In Spring 2017 the Institute for Government will be publishing a paper setting out how the Government can build trade negotiation capacity.


Interesting post. Clearly some sound points. But they are all meaningless to Brexit zealots

Those zealots see glorious freedom in leaving the Single Market. Equally they want a complete break with the Customs Union (any pretence they want to keep some elements is just a negotiating ploy). They view the EU as the evil empire (it's always WW2 in their heads - the plucky little Brits against the fiendish hun) and want nothing to do with it.

Brexiteers are free market zealots - they see the WTO as the least worst option.

For instance, if you say German cars will incur a 10% tariff, they are cock-a-hoop. To them this is simply a tax on German workers and rich people buying German cars. A tax they can spend maintaining subsidies to their chosen few (land owners mainly).

People who say such policies might hurt the masses, particularly society's poorest, miss an important point. The zealots don't care a jot for the masses - they only care for themselves and their kind. They see the poor as feckless and lazy scavengers, always pleading for handouts from those 'talented' few who have money.

The zealots are only interested in two things - power and profit. They only add a third - flag-wrapped, blood soaked patriotism - to keep the mob happy (and to recruit troops when they need them). Moreover, the zealots are in love with the USA (or their idea of the USA as a bastion for disciples of Ayn Rand).
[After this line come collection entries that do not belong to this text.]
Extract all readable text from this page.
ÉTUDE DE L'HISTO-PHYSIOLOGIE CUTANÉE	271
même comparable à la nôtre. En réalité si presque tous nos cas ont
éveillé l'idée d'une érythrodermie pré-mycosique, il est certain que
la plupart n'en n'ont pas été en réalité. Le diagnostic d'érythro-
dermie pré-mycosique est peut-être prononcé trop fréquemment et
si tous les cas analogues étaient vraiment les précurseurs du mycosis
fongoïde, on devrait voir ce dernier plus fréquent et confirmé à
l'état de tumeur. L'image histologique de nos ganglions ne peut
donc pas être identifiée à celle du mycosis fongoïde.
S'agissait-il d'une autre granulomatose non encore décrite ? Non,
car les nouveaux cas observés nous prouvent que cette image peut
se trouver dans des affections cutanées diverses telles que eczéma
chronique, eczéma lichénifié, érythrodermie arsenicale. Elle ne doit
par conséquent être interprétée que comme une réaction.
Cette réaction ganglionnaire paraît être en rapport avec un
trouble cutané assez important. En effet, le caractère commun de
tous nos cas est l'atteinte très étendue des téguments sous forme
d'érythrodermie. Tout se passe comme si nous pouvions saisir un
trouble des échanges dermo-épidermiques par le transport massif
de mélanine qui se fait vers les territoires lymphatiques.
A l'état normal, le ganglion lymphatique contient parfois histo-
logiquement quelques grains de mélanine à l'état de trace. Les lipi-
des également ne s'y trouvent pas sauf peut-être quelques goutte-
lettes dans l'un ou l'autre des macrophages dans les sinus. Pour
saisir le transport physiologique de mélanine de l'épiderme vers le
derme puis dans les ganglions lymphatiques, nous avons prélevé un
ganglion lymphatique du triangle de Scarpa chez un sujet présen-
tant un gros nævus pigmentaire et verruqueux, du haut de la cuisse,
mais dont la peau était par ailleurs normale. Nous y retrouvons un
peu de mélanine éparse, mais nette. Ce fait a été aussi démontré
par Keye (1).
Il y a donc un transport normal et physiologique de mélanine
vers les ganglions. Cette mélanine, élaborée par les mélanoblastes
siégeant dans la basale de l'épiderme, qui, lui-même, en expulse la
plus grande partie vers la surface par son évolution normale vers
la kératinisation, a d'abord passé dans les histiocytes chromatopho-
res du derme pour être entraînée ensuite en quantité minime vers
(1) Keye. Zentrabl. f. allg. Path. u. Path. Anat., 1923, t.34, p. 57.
They see nothing wrong with hormone-pumped beef or chlorine washed chicken or a lack of comprehensive health care. They are happy with the notion of the UK as the 51st state (so long as they can keep the Queen - they are rather fond of pomp and inherited wealth). To all the valid points you made, they would reply: "So what - we're alright."

Why are these 'uncomfortable' truths?

Surely they're just issues to be overcome... no more or less than any other issues. That's why we have things called 'negotiations'. We've been negotiating things since Ug and Og agreed an equitable exchange rate for Sabretooth skins to dinosaur eggs.

If everyone puts on their 'grown up head' and stops behaving like 6-year-olds in the school playground a lot can actually be sorted very quickly.

And whatever happens... the sun will still come up tomorrow morning... so to all the doomsayers out there, rather than crying about how difficult everything will be, how about we all start looking for solutions rather than problems?

When can UK start negotiating FTAs? In principle, as long as UK is part of EU it cannot sign and work out any FTA deal. Does activating Article 50 change this principle?

Thank you for a great and easily accessible article about an immense challenge ahead for UK. It will be a quick deal (give in) or a good deal (considered), but it won't be both.

If Brexiteers worry about losing British sovereignty to the EU, just wait and see what that will feel like when we sign a trade deal with the USA – secret courts where US corporations can sue councils, our government, employers, companies that are seen to reduce corporate profits – so goodbye to the power to decide our own food standards, environmental standards, run a national healthcare and broadcasting (both the NHS and BBC will be sued and will be opened-up to US private take-overs). We will, indeed, be the 52nd state of the USA – just what all those who voted Brexit dreamed of when they voted to "take back control." By the time they realise their mistake, it will be too late. Theresa May will go down as the Prime Minister who flogged the UK off to USA corporate power. And all the MP's who were too cowardly or concerned about their future careers rather than their conscience, will find that Parliament is irrelevant in the new world of corporate power. UK – RIP! The days of EU membership will be looked back on as a golden age of freedom and prosperity.